The number of alleles for a given locus ranged from one to 10 (mean: 2.5). The observed and expected heterozygosities were 0.00–0.91 (mean: 0.23) and 0.00–0.85 (mean: 0.27), respectively (Table 2). Deviation from Hardy–Weinberg equilibrium (HWE) and the linkage disequilibrium (LD) between loci were tested using FSTAT version 2.9.3 (Goudet, 1995). Two loci (Stac21 and Stac24) exhibited a significant deviation from HWE (P < 0.05) in the Ogasawara population. There was no evidence of LD for any loci pairs. Fixation index was calculated using FSTAT and its values were −0.18–1.00.

Table 2.

Results for primer screening of all samples for 13 microsatellite loci in two populations of Scaevola taccada.

	Okinawa (N = 32)				Ogasawara (N = 32)
Locus	A	Hoa	He	FIS	A	Ho	He	FIS
Stac05	2	0.22	0.28	0.25	3	0.53	0.60	0.13
Stac06	3	0.44	0.46	0.07	2	0.41	0.36	−0.12
Stac09	4	0.22	0.20	−0.07	1	0.00	0.00	NA
Stac10	10	0.91	0.85	−0.05	4	0.44	0.48	0.11
Stac11	1	0.00	0.00	NA	1	0.00	0.00	NA
Stac13	1	0.00	0.00	NA	1	0.00	0.00	NA
Stac15	3	0.47	0.52	0.11	3	0.47	0.53	0.13
Stac17	2	0.03	0.03	0.00	5	0.53	0.65	0.20
Stac18	3	0.53	0.60	0.13	3	0.50	0.42	−0.18
Stac19	1	0.00	0.00	NA	1	0.00	0.00	NA
Stac21	3	0.08	0.47	0.84	3	0.06	0.15	0.58
Stac24	2	0.00	0.12	1.00	1	0.00	0.00	NA
Stac27	2	0.25	0.38	0.35	2	0.03	0.03	0.00

Note: A = number of alleles; FIS = fixation index; He = expected heterozygosity; Ho = observed heterozygosity; N = sample size; NA = not applicable.

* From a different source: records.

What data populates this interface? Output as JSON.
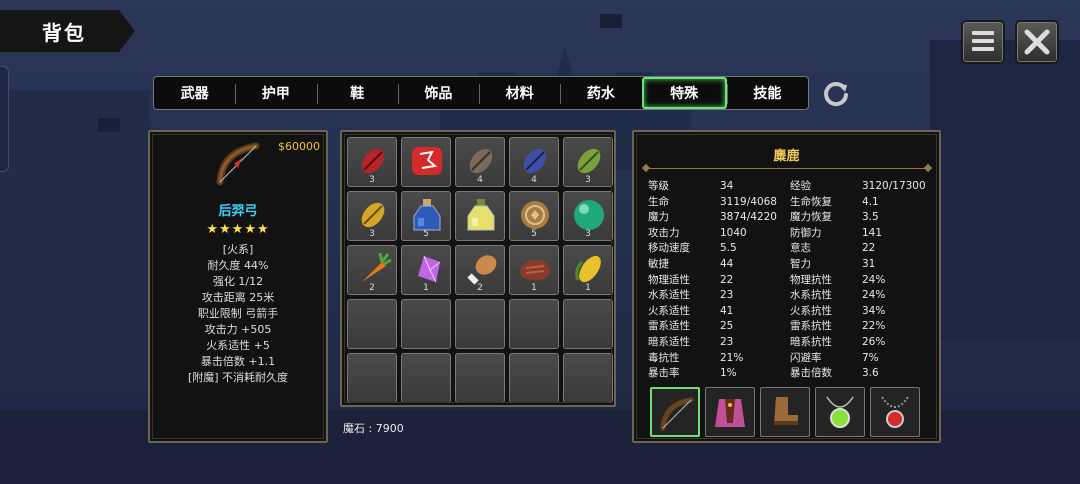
{
  "title": "背包",
  "tabs": [
    {
      "label": "武器",
      "active": false
    },
    {
      "label": "护甲",
      "active": false
    },
    {
      "label": "鞋",
      "active": false
    },
    {
      "label": "饰品",
      "active": false
    },
    {
      "label": "材料",
      "active": false
    },
    {
      "label": "药水",
      "active": false
    },
    {
      "label": "特殊",
      "active": true
    },
    {
      "label": "技能",
      "active": false
    }
  ],
  "item": {
    "price": "$60000",
    "icon": "bow-icon",
    "name": "后羿弓",
    "stars": "★★★★★",
    "props": [
      "[火系]",
      "耐久度 44%",
      "强化 1/12",
      "攻击距离  25米",
      "职业限制  弓箭手",
      "攻击力  +505",
      "火系适性  +5",
      "暴击倍数  +1.1",
      "[附魔] 不消耗耐久度"
    ]
  },
  "inventory": [
    {
      "icon": "red-bean-icon",
      "count": "3"
    },
    {
      "icon": "red-rune-stone-icon",
      "count": ""
    },
    {
      "icon": "brown-bean-icon",
      "count": "4"
    },
    {
      "icon": "blue-bean-icon",
      "count": "4"
    },
    {
      "icon": "green-bean-icon",
      "count": "3"
    },
    {
      "icon": "yellow-bean-icon",
      "count": "3"
    },
    {
      "icon": "blue-potion-icon",
      "count": "5"
    },
    {
      "icon": "yellow-potion-icon",
      "count": ""
    },
    {
      "icon": "coin-icon",
      "count": "5"
    },
    {
      "icon": "green-orb-icon",
      "count": "3"
    },
    {
      "icon": "carrot-icon",
      "count": "2"
    },
    {
      "icon": "purple-crystal-icon",
      "count": "1"
    },
    {
      "icon": "drumstick-icon",
      "count": "2"
    },
    {
      "icon": "steak-icon",
      "count": "1"
    },
    {
      "icon": "corn-icon",
      "count": "1"
    }
  ],
  "empty_slots": 10,
  "gems_label": "魔石 : 7900",
  "character": {
    "name": "麋鹿",
    "stats": [
      [
        "等级",
        "34",
        "经验",
        "3120/17300"
      ],
      [
        "生命",
        "3119/4068",
        "生命恢复",
        "4.1"
      ],
      [
        "魔力",
        "3874/4220",
        "魔力恢复",
        "3.5"
      ],
      [
        "攻击力",
        "1040",
        "防御力",
        "141"
      ],
      [
        "移动速度",
        "5.5",
        "意志",
        "22"
      ],
      [
        "敏捷",
        "44",
        "智力",
        "31"
      ],
      [
        "物理适性",
        "22",
        "物理抗性",
        "24%"
      ],
      [
        "水系适性",
        "23",
        "水系抗性",
        "24%"
      ],
      [
        "火系适性",
        "41",
        "火系抗性",
        "34%"
      ],
      [
        "雷系适性",
        "25",
        "雷系抗性",
        "22%"
      ],
      [
        "暗系适性",
        "23",
        "暗系抗性",
        "26%"
      ],
      [
        "毒抗性",
        "21%",
        "闪避率",
        "7%"
      ],
      [
        "暴击率",
        "1%",
        "暴击倍数",
        "3.6"
      ]
    ],
    "equipment": [
      {
        "icon": "bow-icon",
        "active": true
      },
      {
        "icon": "cloak-armor-icon",
        "active": false
      },
      {
        "icon": "boots-icon",
        "active": false
      },
      {
        "icon": "green-amulet-icon",
        "active": false
      },
      {
        "icon": "red-amulet-icon",
        "active": false
      }
    ]
  },
  "colors": {
    "active_tab": "#6fe07a",
    "item_name": "#3fd0ff",
    "price": "#f0c830",
    "char_name": "#f3c858"
  }
}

Numbers in boldface show deviations from Hardy–Weinberg equilibrium.

CONCLUSIONS

We have characterized 13 microsatellite loci for S. taccada. These microsatellite loci will be useful for estimating population genetic structure possibly resulting from the various seed dispersal patterns of S. taccada.